Cette fois-ci, c'est peut-être le Parquet spécial contre la corruption et le crime organisé (SPAK) qui aura raison des projets de Sazan et Zvërnec. L'organisation judiciaire a d'ores et déjà émis vingt mandats d'arrêt à l'encontre d'hommes d'affaires soupçonnés de trafic de drogue et de blanchiment d'argent.
« Derrière la défense d'une lagune, d'une plage ou d'une île, c'est finalement le droit des peuples à décider eux-mêmes de leur avenir qui se joue »
Parmi eux, ce diable d'Artur Shehu a été placé en détention provisoire et 128 millions d'euros issus de la vente de biens immobiliers à Zvërnec ont été saisis sur son compte. « Le SPAK réussit à faire changer la croyance selon laquelle les gens au pouvoir sont intouchables en Albanie », affirme Alba Brojka.
Cela pourrait être un sérieux revers pour Edi Rama dont le peuple réclame la démission.
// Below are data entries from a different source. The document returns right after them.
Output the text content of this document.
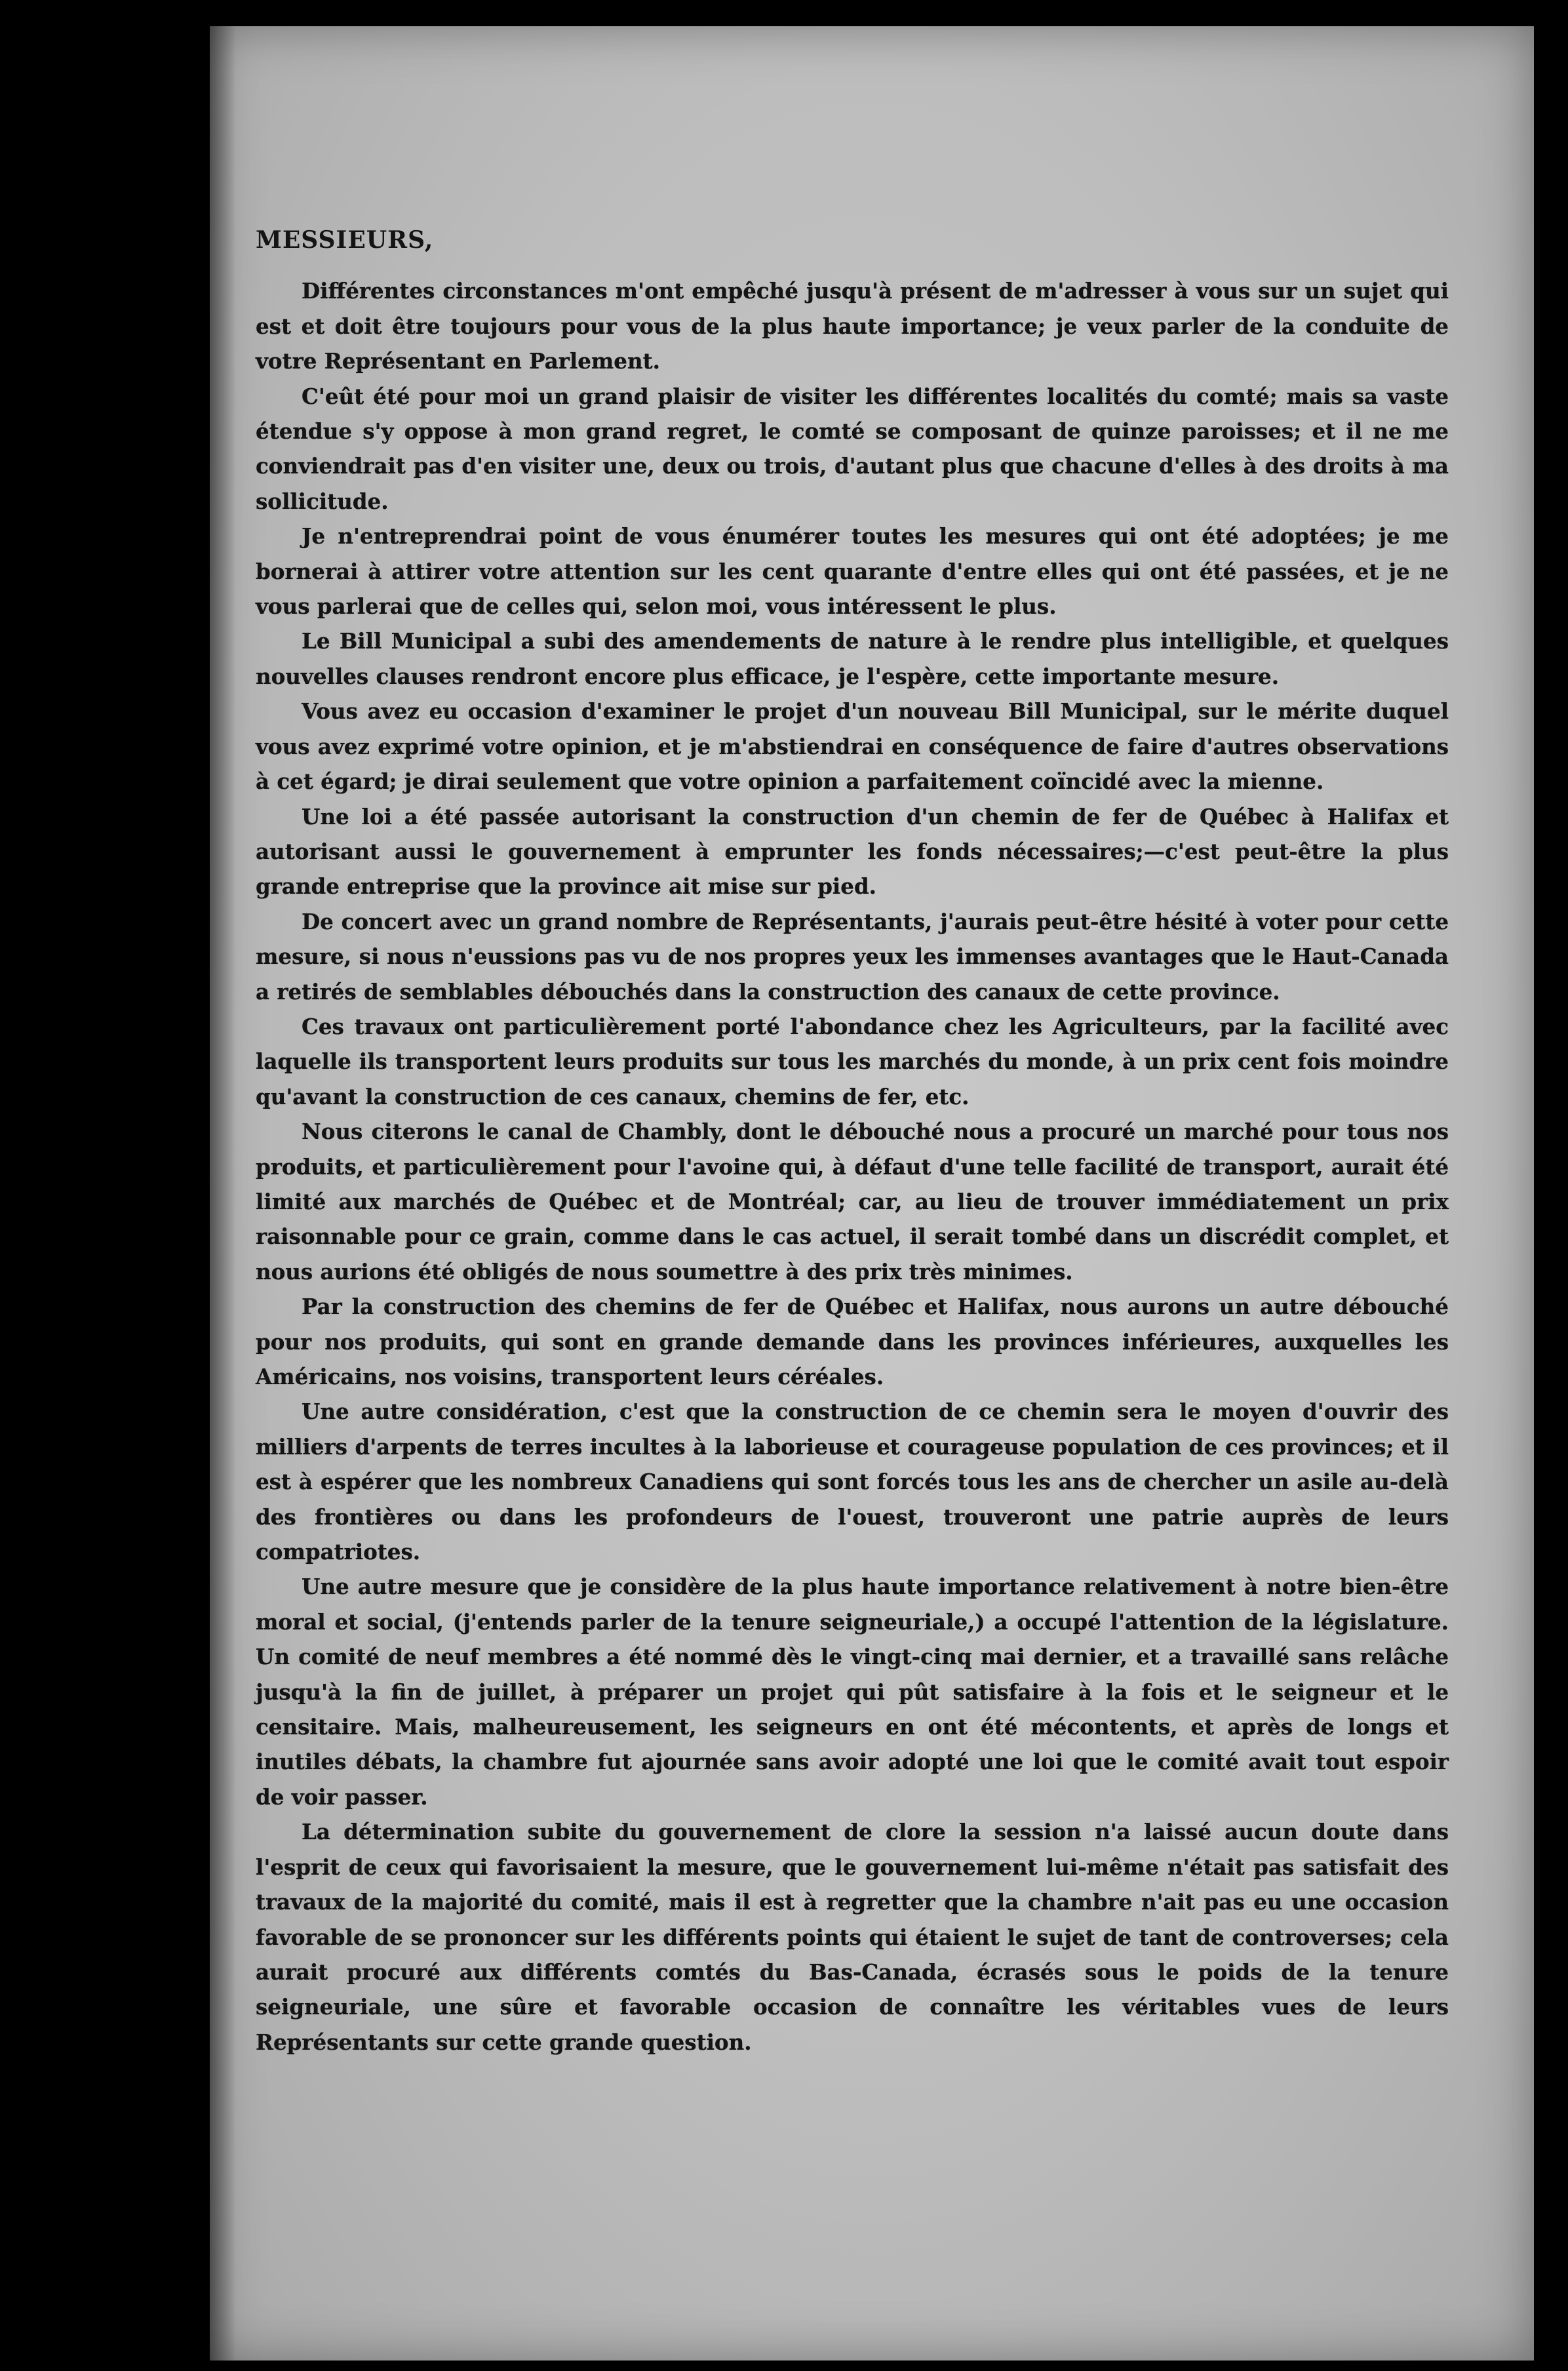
MESSIEURS,

Différentes circonstances m'ont empêché jusqu'à présent de m'adresser à vous sur un sujet qui est et doit être toujours pour vous de la plus haute importance; je veux parler de la conduite de votre Représentant en Parlement.

C'eût été pour moi un grand plaisir de visiter les différentes localités du comté; mais sa vaste étendue s'y oppose à mon grand regret, le comté se composant de quinze paroisses; et il ne me conviendrait pas d'en visiter une, deux ou trois, d'autant plus que chacune d'elles à des droits à ma sollicitude.

Je n'entreprendrai point de vous énumérer toutes les mesures qui ont été adoptées; je me bornerai à attirer votre attention sur les cent quarante d'entre elles qui ont été passées, et je ne vous parlerai que de celles qui, selon moi, vous intéressent le plus.

Le Bill Municipal a subi des amendements de nature à le rendre plus intelligible, et quelques nouvelles clauses rendront encore plus efficace, je l'espère, cette importante mesure.

Vous avez eu occasion d'examiner le projet d'un nouveau Bill Municipal, sur le mérite duquel vous avez exprimé votre opinion, et je m'abstiendrai en conséquence de faire d'autres observations à cet égard; je dirai seulement que votre opinion a parfaitement coïncidé avec la mienne.

Une loi a été passée autorisant la construction d'un chemin de fer de Québec à Halifax et autorisant aussi le gouvernement à emprunter les fonds nécessaires;—c'est peut-être la plus grande entreprise que la province ait mise sur pied.

De concert avec un grand nombre de Représentants, j'aurais peut-être hésité à voter pour cette mesure, si nous n'eussions pas vu de nos propres yeux les immenses avantages que le Haut-Canada a retirés de semblables débouchés dans la construction des canaux de cette province.

Ces travaux ont particulièrement porté l'abondance chez les Agriculteurs, par la facilité avec laquelle ils transportent leurs produits sur tous les marchés du monde, à un prix cent fois moindre qu'avant la construction de ces canaux, chemins de fer, etc.

Nous citerons le canal de Chambly, dont le débouché nous a procuré un marché pour tous nos produits, et particulièrement pour l'avoine qui, à défaut d'une telle facilité de transport, aurait été limité aux marchés de Québec et de Montréal; car, au lieu de trouver immédiatement un prix raisonnable pour ce grain, comme dans le cas actuel, il serait tombé dans un discrédit complet, et nous aurions été obligés de nous soumettre à des prix très minimes.

Par la construction des chemins de fer de Québec et Halifax, nous aurons un autre débouché pour nos produits, qui sont en grande demande dans les provinces inférieures, auxquelles les Américains, nos voisins, transportent leurs céréales.

Une autre considération, c'est que la construction de ce chemin sera le moyen d'ouvrir des milliers d'arpents de terres incultes à la laborieuse et courageuse population de ces provinces; et il est à espérer que les nombreux Canadiens qui sont forcés tous les ans de chercher un asile au-delà des frontières ou dans les profondeurs de l'ouest, trouveront une patrie auprès de leurs compatriotes.

Une autre mesure que je considère de la plus haute importance relativement à notre bien-être moral et social, (j'entends parler de la tenure seigneuriale,) a occupé l'attention de la législature. Un comité de neuf membres a été nommé dès le vingt-cinq mai dernier, et a travaillé sans relâche jusqu'à la fin de juillet, à préparer un projet qui pût satisfaire à la fois et le seigneur et le censitaire. Mais, malheureusement, les seigneurs en ont été mécontents, et après de longs et inutiles débats, la chambre fut ajournée sans avoir adopté une loi que le comité avait tout espoir de voir passer.

La détermination subite du gouvernement de clore la session n'a laissé aucun doute dans l'esprit de ceux qui favorisaient la mesure, que le gouvernement lui-même n'était pas satisfait des travaux de la majorité du comité, mais il est à regretter que la chambre n'ait pas eu une occasion favorable de se prononcer sur les différents points qui étaient le sujet de tant de controverses; cela aurait procuré aux différents comtés du Bas-Canada, écrasés sous le poids de la tenure seigneuriale, une sûre et favorable occasion de connaître les véritables vues de leurs Représentants sur cette grande question.
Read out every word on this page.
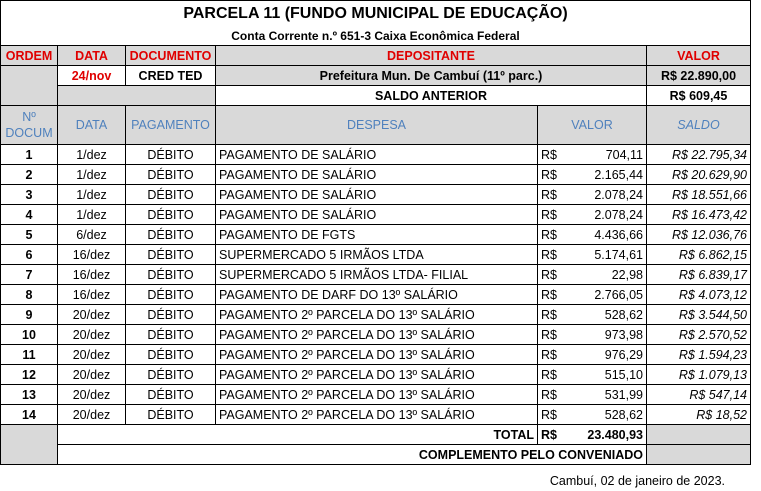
PARCELA 11 (FUNDO MUNICIPAL DE EDUCAÇÃO)					
Conta Corrente n.º 651-3 Caixa Econômica Federal					
ORDEM	DATA	DOCUMENTO	DEPOSITANTE		VALOR
	24/nov	CRED TED	Prefeitura Mun. De Cambuí (11º parc.)		R$ 22.890,00
			SALDO ANTERIOR		R$ 609,45

Nº
DOCUM	DATA	PAGAMENTO	DESPESA	VALOR	SALDO
1	1/dez	DÉBITO	PAGAMENTO DE SALÁRIO	R$ 704,11	R$ 22.795,34
2	1/dez	DÉBITO	PAGAMENTO DE SALÁRIO	R$ 2.165,44	R$ 20.629,90
3	1/dez	DÉBITO	PAGAMENTO DE SALÁRIO	R$ 2.078,24	R$ 18.551,66
4	1/dez	DÉBITO	PAGAMENTO DE SALÁRIO	R$ 2.078,24	R$ 16.473,42
5	6/dez	DÉBITO	PAGAMENTO DE FGTS	R$ 4.436,66	R$ 12.036,76
6	16/dez	DÉBITO	SUPERMERCADO 5 IRMÃOS LTDA	R$ 5.174,61	R$ 6.862,15
7	16/dez	DÉBITO	SUPERMERCADO 5 IRMÃOS LTDA- FILIAL	R$ 22,98	R$ 6.839,17
8	16/dez	DÉBITO	PAGAMENTO DE DARF DO 13º SALÁRIO	R$ 2.766,05	R$ 4.073,12
9	20/dez	DÉBITO	PAGAMENTO 2º PARCELA DO 13º SALÁRIO	R$ 528,62	R$ 3.544,50
10	20/dez	DÉBITO	PAGAMENTO 2º PARCELA DO 13º SALÁRIO	R$ 973,98	R$ 2.570,52
11	20/dez	DÉBITO	PAGAMENTO 2º PARCELA DO 13º SALÁRIO	R$ 976,29	R$ 1.594,23
12	20/dez	DÉBITO	PAGAMENTO 2º PARCELA DO 13º SALÁRIO	R$ 515,10	R$ 1.079,13
13	20/dez	DÉBITO	PAGAMENTO 2º PARCELA DO 13º SALÁRIO	R$ 531,99	R$ 547,14
14	20/dez	DÉBITO	PAGAMENTO 2º PARCELA DO 13º SALÁRIO	R$ 528,62	R$ 18,52
	TOTAL			R$ 23.480,93	

	COMPLEMENTO PELO CONVENIADO				
Cambuí, 02 de janeiro de 2023.
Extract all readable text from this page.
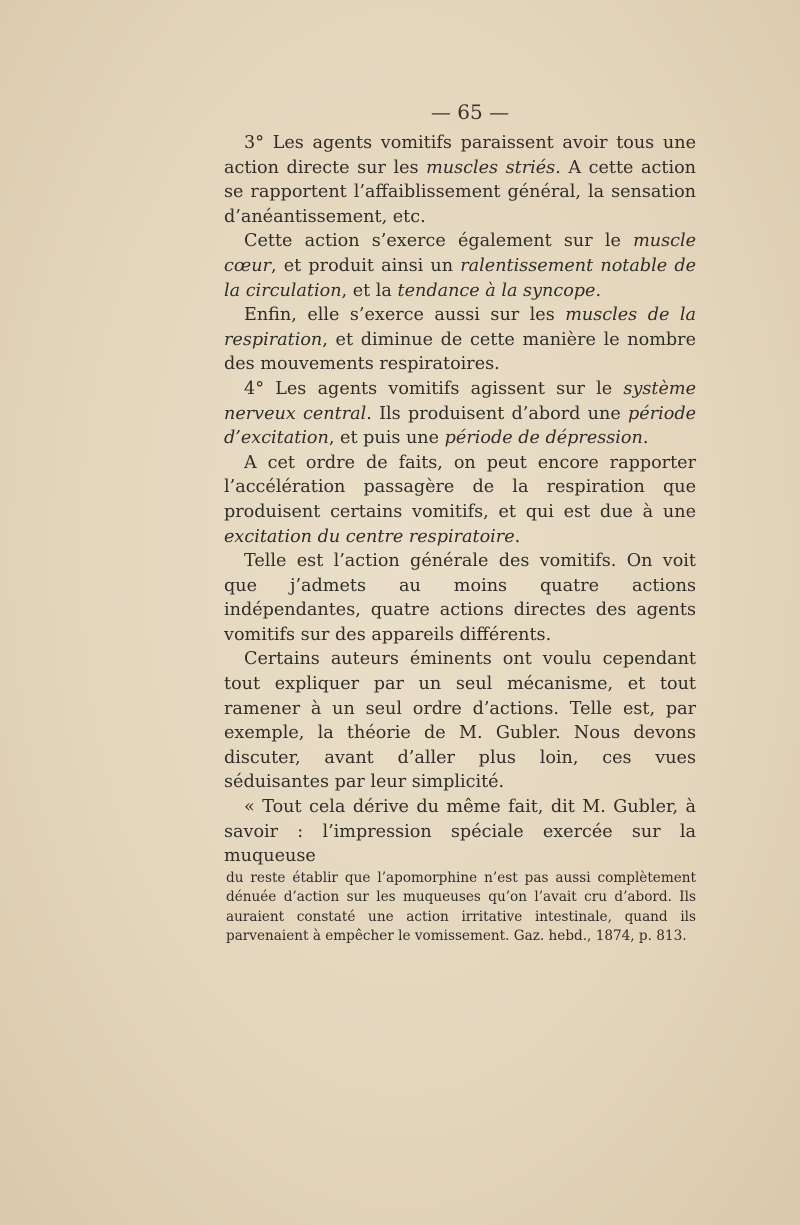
— 65 —

3° Les agents vomitifs paraissent avoir tous une action directe sur les muscles striés. A cette action se rapportent l’affaiblissement général, la sensation d’anéantissement, etc.

Cette action s’exerce également sur le muscle cœur, et produit ainsi un ralentissement notable de la circulation, et la tendance à la syncope.

Enfin, elle s’exerce aussi sur les muscles de la respiration, et diminue de cette manière le nombre des mouvements respiratoires.

4° Les agents vomitifs agissent sur le système nerveux central. Ils produisent d’abord une période d’excitation, et puis une période de dépression.

A cet ordre de faits, on peut encore rapporter l’accélération passagère de la respiration que produisent certains vomitifs, et qui est due à une excitation du centre respiratoire.

Telle est l’action générale des vomitifs. On voit que j’admets au moins quatre actions indépendantes, quatre actions directes des agents vomitifs sur des appareils différents.

Certains auteurs éminents ont voulu cependant tout expliquer par un seul mécanisme, et tout ramener à un seul ordre d’actions. Telle est, par exemple, la théorie de M. Gubler. Nous devons discuter, avant d’aller plus loin, ces vues séduisantes par leur simplicité.

« Tout cela dérive du même fait, dit M. Gubler, à savoir : l’impression spéciale exercée sur la muqueuse

du reste établir que l’apomorphine n’est pas aussi complètement dénuée d’action sur les muqueuses qu’on l’avait cru d’abord. Ils auraient constaté une action irritative intestinale, quand ils parvenaient à empêcher le vomissement. Gaz. hebd., 1874, p. 813.
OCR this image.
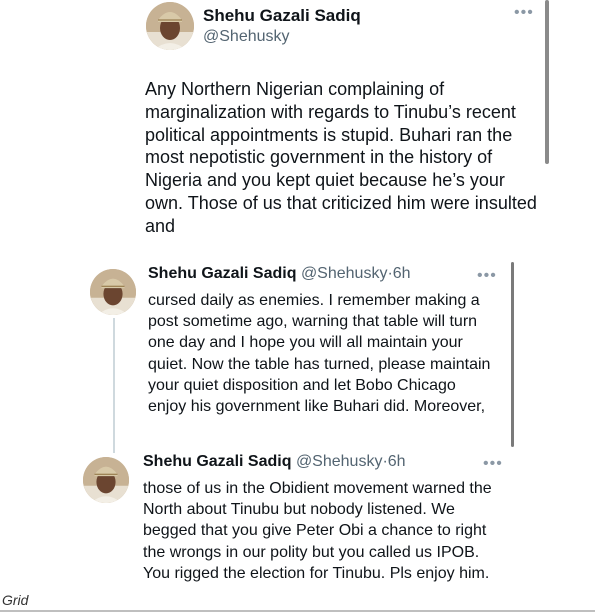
Shehu Gazali Sadiq
@Shehusky
•••
Any Northern Nigerian complaining of marginalization with regards to Tinubu’s recent political appointments is stupid. Buhari ran the most nepotistic government in the history of Nigeria and you kept quiet because he’s your own. Those of us that criticized him were insulted and
Shehu Gazali Sadiq @Shehusky·6h	•••
cursed daily as enemies. I remember making a post sometime ago, warning that table will turn one day and I hope you will all maintain your quiet. Now the table has turned, please maintain your quiet disposition and let Bobo Chicago enjoy his government like Buhari did. Moreover,
Shehu Gazali Sadiq @Shehusky·6h	•••
those of us in the Obidient movement warned the North about Tinubu but nobody listened. We begged that you give Peter Obi a chance to right the wrongs in our polity but you called us IPOB. You rigged the election for Tinubu. Pls enjoy him.
Grid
D'autant plus que la diaspora manifeste partout dans le monde et se rend même en Albanie ces dernières semaines pour être aux côtés de leurs camarades. « Derrière la défense d'une lagune, d'une plage ou d'une île, c'est finalement le droit des peuples à décider eux-mêmes de leur avenir qui se joue. L'enjeu réside désormais dans la matérialisation politique de cette lutte : dans un pays sans réel front de gauche radicale face au Parti socialiste de Rama, comment diriger ces revendications populaires vers une réelle politique anticapitaliste et anti-impérialiste ? » conclut le Collectif anticapitaliste albanais (KASh)1.
Si ces projets échouent, ce serait aussi un revers pour Jared Kushner, pas vraiment apprécié dans les Balkans. En décembre dernier, il a déjà été contraint d'annuler son projet de transformation de l'ancien quartier général de l'état-major de l'armée yougoslave, en hôtel de luxe à Belgrade face aux allégations de corruption et à la contestation populaire2. Les déboires de ce dernier ne semblent pourtant pas entamer les appétits impérialistes américains dans la région. En mai dernier, les États-Unis ont poussé le Haut-Représentant pour la Bosnie-Herzégovine (qui a le pouvoir de promulguer et d'annuler des lois dans le pays), Christian Schmidt, à la démission. Celui-ci était défavorable à un nouveau projet de gazoduc qui permettrait d'importer du GNL américain jusqu'en Bosnie-Herzégovine en passant par le terminal de Krk en Croatie3.
1 « Une bataille pour le territoire albanais : ce que révèle la « Révolution des flamants roses », Le Courrier des Balkans (17/06/2026).
2 « Trump Tower Belgrade : Kushner scraps Serbia hotel plan », DW (16/12/2025).
3 « Entre les États-Unis et l'Europe, la guerre de l'énergie passe par la Bosnie-Herzégovine », Le Courrier des Balkans (26/05/2026).